A reader asked if I read self-improvement books. I certainly do.
To begin with, I read lots of books in general, and a sizeable portion of what I read are "how-to" books. I have "how-to" books on raising little kids; meditating; investing my money; photography; Microsoft Excel; law; business; banking etc etc, and for obvious ulterior motives, I also like to buy recipe books for my wife.
And yes, my "how-to" collection includes many titles on self-improvement, including titles by Stephen Covey, Napoleon Hill, Anthony Robbins, Tony Buzan, Brian Tracy and other lesser-known authors.
I’m aware that many people feel strangely adverse about self-improvement books. It goes beyond mere disinterest – it is actually an adverse feeling about the entire genre.
These same people wouldn’t hesitate to buy a recipe book, if they were into cooking. They wouldn’t hesitate to buy a book about how to look after a dog, if they had just bought a dog. But they wouldn’t even want to be seen in the self-improvement section of a bookstore, holding a book with a title like "How To Succeed in Life" or "Time Management for Dummies".

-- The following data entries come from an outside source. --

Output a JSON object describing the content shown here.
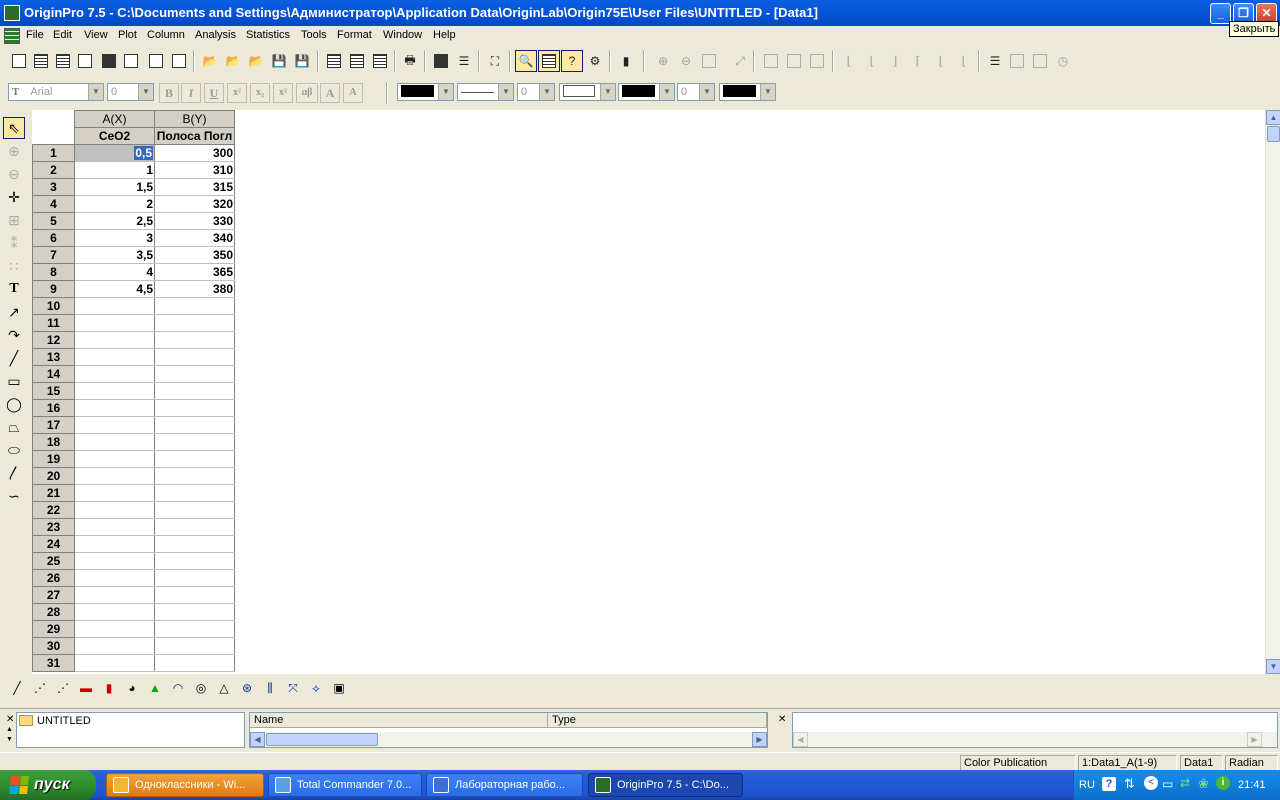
{
  "window": {
    "title": "OriginPro 7.5 - C:\\Documents and Settings\\Администратор\\Application Data\\OriginLab\\Origin75E\\User Files\\UNTITLED - [Data1]",
    "tooltip": "Закрыть"
  },
  "menu": [
    "File",
    "Edit",
    "View",
    "Plot",
    "Column",
    "Analysis",
    "Statistics",
    "Tools",
    "Format",
    "Window",
    "Help"
  ],
  "format_toolbar": {
    "font": "Arial",
    "font_size": "0",
    "bold": "B",
    "italic": "I",
    "underline": "U",
    "line_width": "0",
    "pattern_width": "0"
  },
  "worksheet": {
    "columns": [
      {
        "header": "A(X)",
        "label": "CeO2"
      },
      {
        "header": "B(Y)",
        "label": "Полоса Погл"
      }
    ],
    "rows": [
      {
        "n": "1",
        "a": "0,5",
        "b": "300"
      },
      {
        "n": "2",
        "a": "1",
        "b": "310"
      },
      {
        "n": "3",
        "a": "1,5",
        "b": "315"
      },
      {
        "n": "4",
        "a": "2",
        "b": "320"
      },
      {
        "n": "5",
        "a": "2,5",
        "b": "330"
      },
      {
        "n": "6",
        "a": "3",
        "b": "340"
      },
      {
        "n": "7",
        "a": "3,5",
        "b": "350"
      },
      {
        "n": "8",
        "a": "4",
        "b": "365"
      },
      {
        "n": "9",
        "a": "4,5",
        "b": "380"
      },
      {
        "n": "10",
        "a": "",
        "b": ""
      },
      {
        "n": "11",
        "a": "",
        "b": ""
      },
      {
        "n": "12",
        "a": "",
        "b": ""
      },
      {
        "n": "13",
        "a": "",
        "b": ""
      },
      {
        "n": "14",
        "a": "",
        "b": ""
      },
      {
        "n": "15",
        "a": "",
        "b": ""
      },
      {
        "n": "16",
        "a": "",
        "b": ""
      },
      {
        "n": "17",
        "a": "",
        "b": ""
      },
      {
        "n": "18",
        "a": "",
        "b": ""
      },
      {
        "n": "19",
        "a": "",
        "b": ""
      },
      {
        "n": "20",
        "a": "",
        "b": ""
      },
      {
        "n": "21",
        "a": "",
        "b": ""
      },
      {
        "n": "22",
        "a": "",
        "b": ""
      },
      {
        "n": "23",
        "a": "",
        "b": ""
      },
      {
        "n": "24",
        "a": "",
        "b": ""
      },
      {
        "n": "25",
        "a": "",
        "b": ""
      },
      {
        "n": "26",
        "a": "",
        "b": ""
      },
      {
        "n": "27",
        "a": "",
        "b": ""
      },
      {
        "n": "28",
        "a": "",
        "b": ""
      },
      {
        "n": "29",
        "a": "",
        "b": ""
      },
      {
        "n": "30",
        "a": "",
        "b": ""
      },
      {
        "n": "31",
        "a": "",
        "b": ""
      }
    ]
  },
  "explorer": {
    "folder": "UNTITLED",
    "columns": [
      "Name",
      "Type"
    ]
  },
  "status": {
    "color_mode": "Color Publication",
    "selection": "1:Data1_A(1-9)",
    "window": "Data1",
    "angle_unit": "Radian"
  },
  "taskbar": {
    "start": "пуск",
    "tasks": [
      {
        "label": "Одноклассники - Wi...",
        "style": "orange",
        "icon_color": "#F7B531"
      },
      {
        "label": "Total Commander 7.0...",
        "style": "normal",
        "icon_color": "#5AA2E8"
      },
      {
        "label": "Лабораторная рабо...",
        "style": "normal",
        "icon_color": "#3B6FD1"
      },
      {
        "label": "OriginPro 7.5 - C:\\Do...",
        "style": "active",
        "icon_color": "#2B6C2B"
      }
    ],
    "language": "RU",
    "clock": "21:41"
  }
}
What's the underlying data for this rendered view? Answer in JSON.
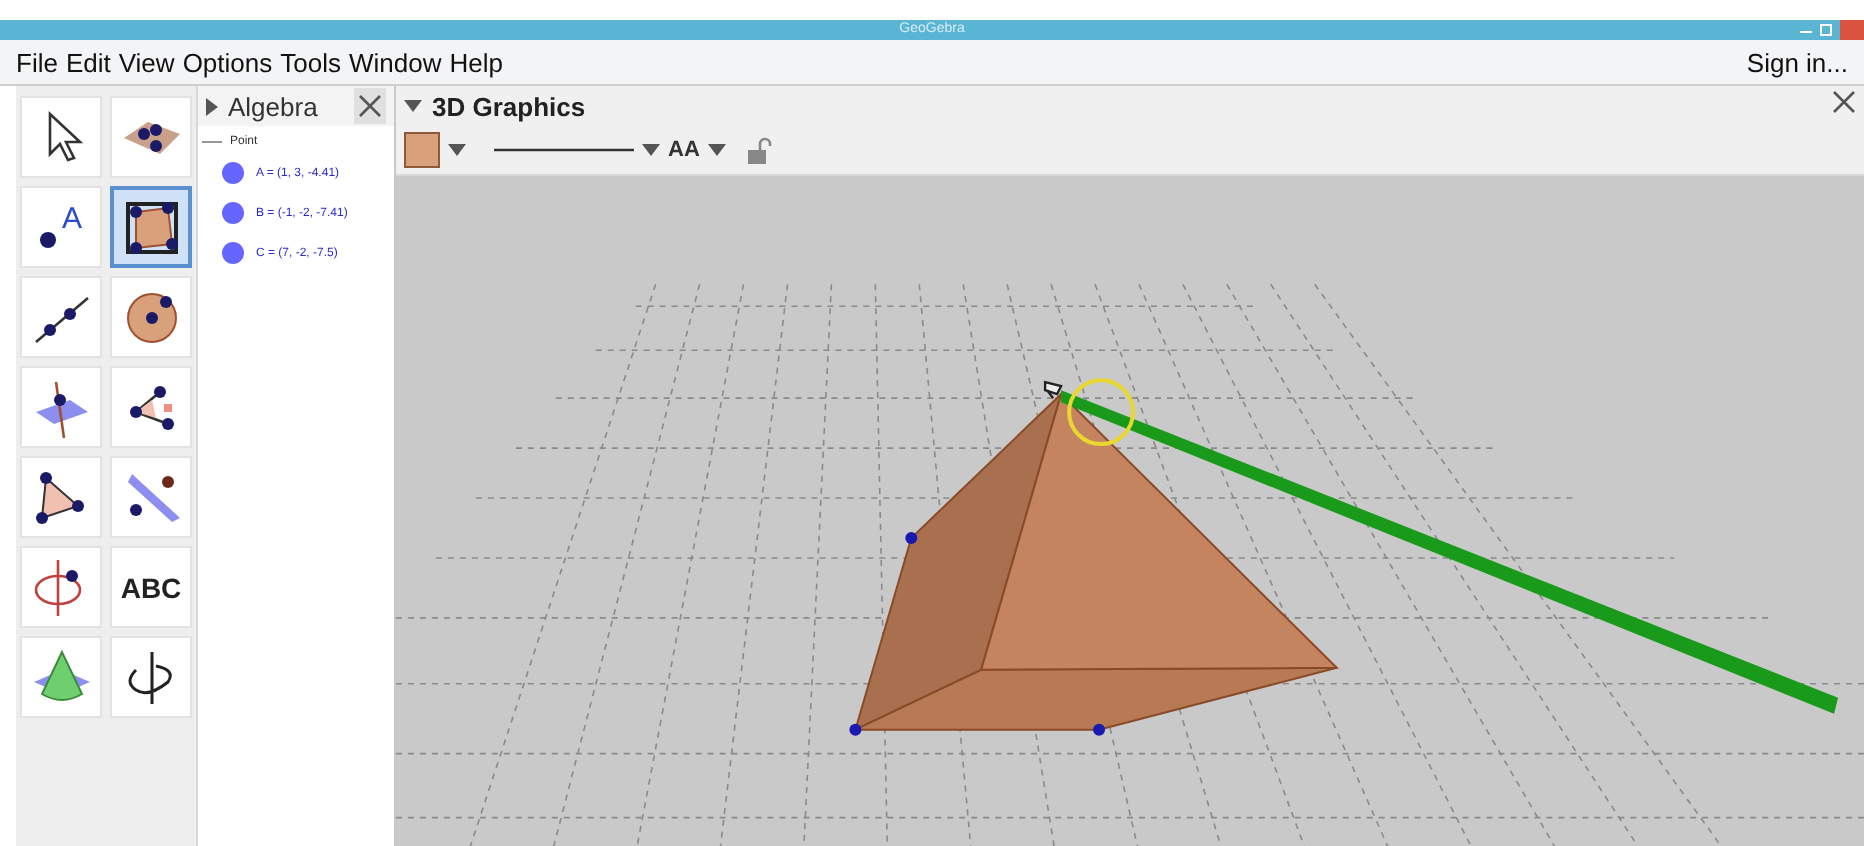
{
  "window": {
    "title": "GeoGebra"
  },
  "menu": [
    "File",
    "Edit",
    "View",
    "Options",
    "Tools",
    "Window",
    "Help"
  ],
  "sign_in": "Sign in...",
  "tools": [
    {
      "kind": "move",
      "selected": false
    },
    {
      "kind": "points-on-plane",
      "selected": false
    },
    {
      "kind": "point",
      "label": "A",
      "selected": false
    },
    {
      "kind": "pyramid",
      "selected": true
    },
    {
      "kind": "line",
      "selected": false
    },
    {
      "kind": "sphere",
      "selected": false
    },
    {
      "kind": "intersect",
      "selected": false
    },
    {
      "kind": "angle",
      "selected": false
    },
    {
      "kind": "polygon",
      "selected": false
    },
    {
      "kind": "parallel-plane",
      "selected": false
    },
    {
      "kind": "rotate",
      "selected": false
    },
    {
      "kind": "text",
      "label": "ABC",
      "selected": false
    },
    {
      "kind": "cone",
      "selected": false
    },
    {
      "kind": "rotate-view",
      "selected": false
    }
  ],
  "algebra": {
    "title": "Algebra",
    "groups": [
      {
        "name": "Point",
        "expanded": true,
        "children": [
          {
            "text": "A = (1, 3, -4.41)",
            "color": "#6666ff"
          },
          {
            "text": "B = (-1, -2, -7.41)",
            "color": "#6666ff"
          },
          {
            "text": "C = (7, -2, -7.5)",
            "color": "#6666ff"
          }
        ]
      }
    ]
  },
  "graphics": {
    "title": "3D Graphics",
    "style": {
      "color": "#d9a07c",
      "locked": false,
      "font_label": "AA"
    }
  }
}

It’s interesting to examine the reasons why.
I think that some people feel that self-improvement books are for dysfunctional, inadequate people, who already have difficulty coping with everyday life and therefore need some self-improvement. According to this logic, if you buy a self-improvement book, you’re admitting to yourself that you’re dysfunctional and inadequate.
Heheh. If you subscribe to such logic, then you have some big insecurities to face up to. Enough said.
Others may feel that self-improvement books are full of good advice that can’t be followed. In other words, they doubt their own ability to apply whatever ideas they might come across in a self-improvement book. It is true that if you don’t apply the good advice that you read in a self-improvement book, then it will be of absolutely no value to you.
However, it is also true that if your mother, teacher, mentor, pastor, boss, doctor or best friend gives you good advice, and you don’t apply it, then the good advice will also be absolutely of no value to you.
If you go through life doubting your ability to apply the good advice, ideas and suggestions that come your way, then life will be quite challenging indeed. You’ll just have to rediscover and reinvent the wheel again and again. Others would have faced the same challenges in life as you have, and they would be willing to share those lessons. But if you do not wish to learn from the experiences and insights of others, well, you’ll just have to struggle on, on your own.
Now, of course I am not saying that everything written in a self-improvement book is going to be relevant, useful or appropriate for you. Similarly, not everything that your mother, teacher, mentor, pastor, boss, doctor or best friend tells you is going to be relevant, useful or appropriate.
Still, it seems wise to pay at least a little attention to what they have to say, and think about it. Take what you find is useful, and leave the rest behind.
I am also not saying that the application of good advice is always an easy thing. Then again, because good advice comes in many different forms on many different topics, it cannot be the case that it is always a difficult or impossible thing.
Incidentally, you could jolly well think of holy texts and ancient scriptures as the original how-to books. For example, you could regard the Bible as a big how-to book entitled "How to Have Eternal Life After Death in Heaven". You could also think of Buddhist texts as how-to books entitled "How to Seek Happiness and Avoid Suffering".
Whether you’re a Christian or a Buddhist, the application of such good advice could, in either case, seem very difficult or even impossible. But as a Christian or a Buddhist, you would know that the most foolish thing you could do is not to try.